The same single focus can cloud the perception of Caregiver’s and doctors when the patient is elderly.  New symptoms are dismissed as a consequence of getting older.

What brought this topic to mind was the trip to the Dermatologist to have the stitches removed from the surgery on Mary Ann’s latest Basal Cell Skin Cancer.  I asked the doctor to look at a couple of other tiny spots just to be sure.  They are no problem.  We did, however, make a routine appointment for six months down the line.  I will continue to watch for spots on her skin that look suspicious.

The Parkinson’s needs not to cloud our perception or lessen our vigilance for other problems.  Mary Ann has her annual Mammogram.  She has a periodic Colonoscopy.  Blood tests check her thyroid activity, urine tests check her kidney function, her blood sugar level is checked along with her cholesterol. She has gotten the Pneumonia shot and will get the booster in another couple of years.  She routinely gets the flu shot.  She has gotten the shot to help prevent Shingles.  Her eyes are checked for Glaucoma, Macular Degeneration, and cataracts.  She has had a bone scan for Osteoporosis.

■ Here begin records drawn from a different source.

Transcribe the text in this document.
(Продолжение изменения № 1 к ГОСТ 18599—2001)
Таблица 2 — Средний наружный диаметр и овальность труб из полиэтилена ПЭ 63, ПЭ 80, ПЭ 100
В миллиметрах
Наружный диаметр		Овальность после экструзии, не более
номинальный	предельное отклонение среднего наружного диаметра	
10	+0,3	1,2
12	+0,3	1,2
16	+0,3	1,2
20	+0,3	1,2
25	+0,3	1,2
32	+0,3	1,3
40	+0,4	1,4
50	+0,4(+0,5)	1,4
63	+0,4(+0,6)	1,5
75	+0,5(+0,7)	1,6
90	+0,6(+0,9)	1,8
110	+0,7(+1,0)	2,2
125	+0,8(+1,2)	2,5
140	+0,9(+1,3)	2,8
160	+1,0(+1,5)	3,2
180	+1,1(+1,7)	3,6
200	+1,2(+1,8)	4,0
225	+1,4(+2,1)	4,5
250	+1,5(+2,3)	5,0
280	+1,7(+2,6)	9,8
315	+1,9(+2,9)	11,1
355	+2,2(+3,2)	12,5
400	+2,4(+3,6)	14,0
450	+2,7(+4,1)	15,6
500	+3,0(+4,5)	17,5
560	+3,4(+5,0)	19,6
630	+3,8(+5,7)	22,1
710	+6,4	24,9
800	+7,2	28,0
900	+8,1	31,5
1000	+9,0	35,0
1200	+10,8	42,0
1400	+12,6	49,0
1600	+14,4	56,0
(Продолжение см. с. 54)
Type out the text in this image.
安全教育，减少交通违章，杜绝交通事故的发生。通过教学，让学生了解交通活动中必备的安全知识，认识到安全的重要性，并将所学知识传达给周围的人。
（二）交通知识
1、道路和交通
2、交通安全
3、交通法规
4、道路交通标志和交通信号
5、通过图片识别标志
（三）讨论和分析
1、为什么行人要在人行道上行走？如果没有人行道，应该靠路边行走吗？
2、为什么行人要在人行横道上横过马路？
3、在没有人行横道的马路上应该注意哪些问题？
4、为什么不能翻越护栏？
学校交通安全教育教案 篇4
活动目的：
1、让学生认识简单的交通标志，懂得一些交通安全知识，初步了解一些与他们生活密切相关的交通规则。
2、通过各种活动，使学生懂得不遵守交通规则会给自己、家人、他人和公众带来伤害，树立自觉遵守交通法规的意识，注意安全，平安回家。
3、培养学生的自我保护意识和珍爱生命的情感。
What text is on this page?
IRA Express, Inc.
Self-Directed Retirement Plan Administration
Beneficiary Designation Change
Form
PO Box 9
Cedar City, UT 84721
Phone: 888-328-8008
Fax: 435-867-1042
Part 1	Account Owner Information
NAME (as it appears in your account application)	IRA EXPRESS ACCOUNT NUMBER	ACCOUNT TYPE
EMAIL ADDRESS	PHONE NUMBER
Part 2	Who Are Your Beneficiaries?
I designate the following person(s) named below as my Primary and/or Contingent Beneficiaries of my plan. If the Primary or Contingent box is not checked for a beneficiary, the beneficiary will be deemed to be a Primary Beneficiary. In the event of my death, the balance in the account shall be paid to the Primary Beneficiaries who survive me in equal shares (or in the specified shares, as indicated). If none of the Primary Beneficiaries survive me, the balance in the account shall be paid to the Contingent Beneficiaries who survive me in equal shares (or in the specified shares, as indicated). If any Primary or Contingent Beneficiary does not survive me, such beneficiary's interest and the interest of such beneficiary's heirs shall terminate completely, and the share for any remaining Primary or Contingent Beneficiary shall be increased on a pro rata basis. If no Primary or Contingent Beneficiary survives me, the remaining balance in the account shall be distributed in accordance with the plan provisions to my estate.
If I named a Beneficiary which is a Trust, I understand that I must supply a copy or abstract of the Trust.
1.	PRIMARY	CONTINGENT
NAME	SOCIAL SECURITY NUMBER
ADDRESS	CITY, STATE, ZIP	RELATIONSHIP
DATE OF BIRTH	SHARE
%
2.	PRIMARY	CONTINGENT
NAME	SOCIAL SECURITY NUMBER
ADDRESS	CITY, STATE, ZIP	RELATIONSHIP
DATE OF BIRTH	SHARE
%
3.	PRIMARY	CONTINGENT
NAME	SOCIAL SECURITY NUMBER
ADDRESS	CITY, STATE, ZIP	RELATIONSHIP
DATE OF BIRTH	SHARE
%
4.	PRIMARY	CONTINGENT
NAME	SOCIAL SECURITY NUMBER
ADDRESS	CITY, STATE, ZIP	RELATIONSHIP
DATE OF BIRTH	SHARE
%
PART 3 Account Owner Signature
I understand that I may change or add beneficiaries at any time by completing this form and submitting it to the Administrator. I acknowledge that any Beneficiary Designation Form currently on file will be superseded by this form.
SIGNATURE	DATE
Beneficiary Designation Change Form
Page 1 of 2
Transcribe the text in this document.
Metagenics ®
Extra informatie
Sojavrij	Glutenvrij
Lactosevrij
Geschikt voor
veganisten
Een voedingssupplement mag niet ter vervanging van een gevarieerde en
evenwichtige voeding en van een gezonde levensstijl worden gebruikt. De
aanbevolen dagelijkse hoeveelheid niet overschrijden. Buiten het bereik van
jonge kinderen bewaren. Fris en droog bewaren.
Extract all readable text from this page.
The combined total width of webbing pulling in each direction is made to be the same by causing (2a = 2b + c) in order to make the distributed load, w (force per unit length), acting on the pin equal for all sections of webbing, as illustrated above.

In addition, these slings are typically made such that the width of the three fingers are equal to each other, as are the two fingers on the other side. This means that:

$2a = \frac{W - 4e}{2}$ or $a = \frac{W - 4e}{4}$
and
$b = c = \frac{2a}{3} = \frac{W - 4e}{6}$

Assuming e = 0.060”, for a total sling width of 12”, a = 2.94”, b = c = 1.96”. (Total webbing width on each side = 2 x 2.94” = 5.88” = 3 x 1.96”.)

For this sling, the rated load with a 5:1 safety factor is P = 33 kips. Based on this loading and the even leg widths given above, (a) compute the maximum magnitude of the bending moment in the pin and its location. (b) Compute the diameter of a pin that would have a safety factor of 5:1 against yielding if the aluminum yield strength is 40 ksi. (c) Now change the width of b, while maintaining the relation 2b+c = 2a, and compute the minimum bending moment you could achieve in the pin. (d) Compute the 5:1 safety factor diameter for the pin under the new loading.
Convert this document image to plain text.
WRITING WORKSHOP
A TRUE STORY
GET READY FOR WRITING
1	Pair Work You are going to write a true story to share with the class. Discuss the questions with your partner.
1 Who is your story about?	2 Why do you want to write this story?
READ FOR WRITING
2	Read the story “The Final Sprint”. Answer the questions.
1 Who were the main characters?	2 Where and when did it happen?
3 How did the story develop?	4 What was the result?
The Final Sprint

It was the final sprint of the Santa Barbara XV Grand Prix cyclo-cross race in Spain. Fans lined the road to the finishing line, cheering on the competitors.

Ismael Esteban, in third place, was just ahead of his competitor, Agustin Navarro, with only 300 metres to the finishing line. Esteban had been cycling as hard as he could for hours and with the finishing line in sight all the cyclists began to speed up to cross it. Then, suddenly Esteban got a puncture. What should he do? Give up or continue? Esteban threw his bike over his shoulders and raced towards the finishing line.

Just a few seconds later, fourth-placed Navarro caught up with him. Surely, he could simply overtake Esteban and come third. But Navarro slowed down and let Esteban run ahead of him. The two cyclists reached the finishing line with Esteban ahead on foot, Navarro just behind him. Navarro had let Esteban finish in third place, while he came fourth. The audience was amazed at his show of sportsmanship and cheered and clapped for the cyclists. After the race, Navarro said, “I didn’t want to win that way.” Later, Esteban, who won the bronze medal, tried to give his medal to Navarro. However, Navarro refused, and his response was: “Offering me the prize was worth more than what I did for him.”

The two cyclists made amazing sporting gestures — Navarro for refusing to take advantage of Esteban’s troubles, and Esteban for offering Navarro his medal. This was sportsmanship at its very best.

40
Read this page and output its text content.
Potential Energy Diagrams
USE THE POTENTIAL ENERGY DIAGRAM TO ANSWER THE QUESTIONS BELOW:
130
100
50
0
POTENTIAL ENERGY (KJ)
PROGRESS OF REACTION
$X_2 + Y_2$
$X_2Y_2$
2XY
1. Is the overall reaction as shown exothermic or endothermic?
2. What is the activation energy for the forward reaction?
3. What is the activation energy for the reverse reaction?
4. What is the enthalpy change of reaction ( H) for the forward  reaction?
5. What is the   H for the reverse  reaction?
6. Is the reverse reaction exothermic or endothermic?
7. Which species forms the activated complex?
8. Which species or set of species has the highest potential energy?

There are no rules concerning how many or how few health issues one person may have.  Things just happen.  Problems come when they come.  It is not a matter of fairness or lack of fairness.

Whether a chronic illness has joined your household or not, there needs to be the same amount of vigilance.  We all need to do whatever is reasonable and affordable to check for and help prevent the onset of the common diseases that come to many as the years go by.

I now look at and listen to Mary Ann more attentlvely and no longer assume that whatever the pain, it must just be the Parkinson’s.  There is no quota for the number of problems one person can experience.  Caregivers who understand that will give better care.